Bei einem Grossbrand in Ottweiler (Landkreis Neunkirchen) sind am Donnerstagnachmittag umfangreiche Einsatzkräfte von Feuerwehr, Polizei und Katastrophenschutz tätig gewesen. Die Flammen erfassten nach Angaben von Einsatzkräften rund zehn Hektar Fläche und drohten, sich zum Naturschutzgebiet Wingertsweiher auszubreiten.
Verlauf und Einsätze
Die Leitstelle meldete den Alarm am Nachmittag; die ersten Kräfte trafen um etwa 16.10 Uhr am Einsatzort ein. Insgesamt waren nach Polizei- und Feuerwehrangaben mehr als 100 Einsatzkräfte vor Ort, darunter Kräfte aus umliegenden Einheiten und Katastrophenschutzkomponenten. Es gelang den Einsatzkräften nach eigenen Angaben, Ausbreitungstendenzen zu bekämpfen, dennoch blieb die Lage über Stunden angespannt.
Wegen der starken Rauchentwicklung löste die Leitstelle eine Bevölkerungswarnung per Smartphone aus. Bewohnerinnen und Bewohner wurden aufgefordert, das betroffene Gebiet grossräumig zu meiden und Zufahrten für Einsatzkräfte freizuhalten. Die Bundesstrasse B420 wurde zwischen Ottweiler und dem Stadtteil Fürth vorsorglich gesperrt.
«Vorsorglich wurden ein naher Campingplatz sowie eine Gaststätte evakuiert.»
Betroffene Orte und Massnahmen
Nach Angaben der Polizei und der Feuerwehr wurden mehrere Einrichtungen in der Nähe des Brandes geräumt. Konkret nannte ein Feuerwehrsprecher einen Campingplatz, einen Stellplatz für Wohnmobile, ein Clubhaus sowie eine Gaststätte in dem betroffenen Gebiet. Die Evakuationen dienten der Sicherheit der Personen und der Schaffung freier Zugänge für die Einsatzkräfte.
- Betroffene Fläche: rund zehn Hektar
- Einsatzkräfte: mehr als 100 Kräfte
- Sperrung: B420 zwischen Ottweiler und Fürth
- Evakuierungen: Campingplatz, Stellplatz für Wohnmobile, Clubhaus, Gaststätte
- Warnungen: Bevölkerungswarnung per Smartphone wegen Rauchentwicklung
| Aspekt | Angabe |
|---|---|
| Flächenbrand | ca. 10 Hektar |
| Einsatzumfang | Mehr als 100 Einsatzkräfte |
| Evakuierte Orte | Campingplatz, Gaststätte, Stellplatz |
| Strassensperre | B420 (Ottweiler–Fürth) |
Risiko und Informationslage
Die Behörden warnten davor, vom Brand betroffenes Gelände zu betreten. Zum Zeitpunkt der Berichterstattung lagen keine bestätigten Angaben zu Verletzten vor. Der Wind trieb die Rauchwolke in Richtung des Wingertsweihers, weshalb die Gefahr einer Ausweitung auf das Naturschutzgebiet bestand und die Evakuationen als Vorsorgemassnahme durchgeführt wurden. Die Situation wurde laufend von Feuerwehr und Polizei bewertet.

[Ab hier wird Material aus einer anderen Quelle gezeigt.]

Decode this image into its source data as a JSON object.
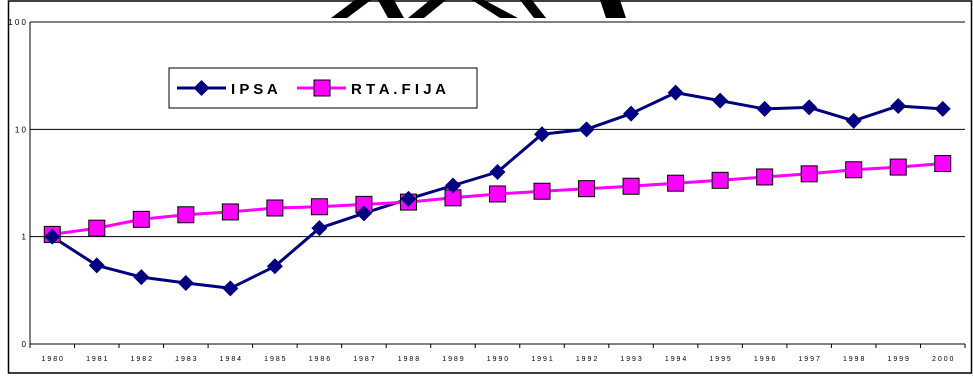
{
  "chart_data": {
    "type": "line",
    "title": "",
    "xlabel": "",
    "ylabel": "",
    "y_scale": "log",
    "ylim": [
      0.1,
      100
    ],
    "y_ticks": [
      {
        "value": 0.1,
        "label": "0"
      },
      {
        "value": 1,
        "label": "1"
      },
      {
        "value": 10,
        "label": "1 0"
      },
      {
        "value": 100,
        "label": "1 0 0"
      }
    ],
    "categories": [
      "1 9 8 0",
      "1 9 8 1",
      "1 9 8 2",
      "1 9 8 3",
      "1 9 8 4",
      "1 9 8 5",
      "1 9 8 6",
      "1 9 8 7",
      "1 9 8 8",
      "1 9 8 9",
      "1 9 9 0",
      "1 9 9 1",
      "1 9 9 2",
      "1 9 9 3",
      "1 9 9 4",
      "1 9 9 5",
      "1 9 9 6",
      "1 9 9 7",
      "1 9 9 8",
      "1 9 9 9",
      "2 0 0 0"
    ],
    "grid": "horizontal",
    "legend_position": "top-left",
    "series": [
      {
        "name": "I P S A",
        "color": "#000080",
        "marker": "diamond",
        "values": [
          1.0,
          0.54,
          0.42,
          0.37,
          0.33,
          0.53,
          1.2,
          1.65,
          2.25,
          3.0,
          4.0,
          9.0,
          10.0,
          14.0,
          22.0,
          18.5,
          15.5,
          16.0,
          12.0,
          16.5,
          15.5
        ]
      },
      {
        "name": "R T A . F I J A",
        "color": "#ff00ff",
        "marker": "square",
        "values": [
          1.05,
          1.2,
          1.45,
          1.6,
          1.7,
          1.85,
          1.9,
          2.0,
          2.1,
          2.3,
          2.5,
          2.65,
          2.8,
          2.95,
          3.15,
          3.35,
          3.6,
          3.85,
          4.2,
          4.45,
          4.8
        ]
      }
    ]
  }
}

Der Einsatz zog sich über mehrere Stunden hin. Detaillierte Angaben zur Brandursache, zu weiteren Massnahmen oder zu möglichen Umweltschäden wurden zunächst nicht veröffentlicht. Die betroffenen Behörden kündigten an, die Lage weiter zu beobachten und bei Bedarf weitere Informationen bekannt zu geben.
Die Sperrung der B420 und die Aufforderung, Rettungswege freizuhalten, blieben zentrale Hinweise an die Bevölkerung – sowohl zur eigenen Sicherheit als auch zur Sicherstellung effektiver Lösch- und Rückzugswege der Einsatzkräfte. Der Einsatz von Katastrophenschutzkräften deutet auf den Bedarf zusätzlicher logistischer und personeller Unterstützung hin.
Weitere Informationen werden erwartet, sobald Polizei und Feuerwehr die Lage stabilisiert und erste Ermittlungen zur Ursache des Feuers aufgenommen haben.